THERAPY OF WILSONS DISEASE W/ TETRATHIOMOLYBDATE COMPARISON W/ TRIENTINE

四硫代钼酸盐治疗威尔逊病与曲恩汀的比较

• 批准号: 6303500
• 负责人: GEORGE J BREWER
• 金额: $ 0.02万
• 依托单位: UNIVERSITY OF MICHIGAN AT ANN ARBOR
• 依托单位国家: 美国
• 财政年份: 1999
• 资助国家: 美国
• 起止时间: 1999-12-01 至 2001-02-28
• 项目状态: 已结题
• 来源: https://reporter.nih.gov/project-details/6303500
• 关键词: chelating agents; chelation therapy; clinical research; clinical trials; copper; drug adverse effect; drug screening /evaluation; hepatolenticular degeneration; human subject; human therapy evaluation; liver disorder chemotherapy; longitudinal human study; metal complex; orphan disease /drug; outcomes research

The maintenance therapy of Wilson's disease is now well covered with the recent FDA approval of zinc acetate. However, the initial therapy of patients presenting with neurologic disease is problematic. Zinc is rather slow-acting and the disease of the acutely ill patient may progress prior to zinc controlling copper toxicity. The copper chelator that has been used the longest for Wilson's disease, penicillamine, is extremely dangerous for these patients. The copper chelator, trientine, has seen limited use, but seems to have fewer side effects than penicillamine. Initial worsening has not yet been reported, although it is a theoretical risk with trientine.We have introduced a new orphan drug (tetrathiomolybdate, or TM) for the initial treatment of these patients. TM has ideal properties of fast action, and doesn't cause initial worsening. Here we propose a 3 year, phase III double blind, two site, study comparing TM to trientine for initial therapy of neurologically presenting patients. We project a trial of 90 patients, 45 in each arm. The major questions to be answered are: Is there a difference in the rate of initial neurological deterioration? Is there a difference in degree of neurological recovery at years 1 and 2? Are there differences in the incidence of serious side effects? At the completion of the study, we will not only have answered the questions relating to TM vs. trientine, but we will have characterized the efficacy and toxicity of trientine, a drug already on the market, in the initial treatment setting.
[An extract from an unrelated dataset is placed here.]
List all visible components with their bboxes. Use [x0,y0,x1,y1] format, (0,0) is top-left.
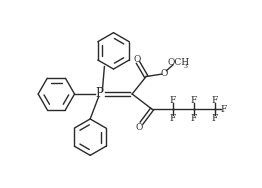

现在，Wilson病的维持疗法已被FDA近期乙酸锌的批准所覆盖。 但是，出现神经系统疾病的患者的初始治疗是有问题的。 锌的作用相当缓慢，并且在控制铜毒性之前，患者的疾病可能会进展。 用于威尔逊氏病最长的铜螯合剂，青霉素对这些患者极为危险。 铜螯合剂Trientine的使用有限，但似乎比青霉素更少。 尽管这是Trientine的理论风险，但尚未报告最初的恶化。我们引入了一种新的孤儿药（Tetrathiomolybdate或TM），用于初步治疗这些患者。 TM具有快速动作的理想特性，并且不会导致初始恶化。在这里，我们提出了一个3年，第三阶段双盲，两个地点，将TM与Trientine进行了研究，以对神经学出现患者进行初步治疗。 我们预测了90名患者的试验，每只手臂为45例。 要回答的主要问题是：初始神经系统恶化的速度是否有差异？ 在1和2年代，神经恢复程度有差异吗？ 严重副作用的发生率是否有差异？ 研究完成后，我们不仅会回答与TM与Trientine有关的问题，而且我们将在最初的治疗环境中表征Trientine的功效和毒性。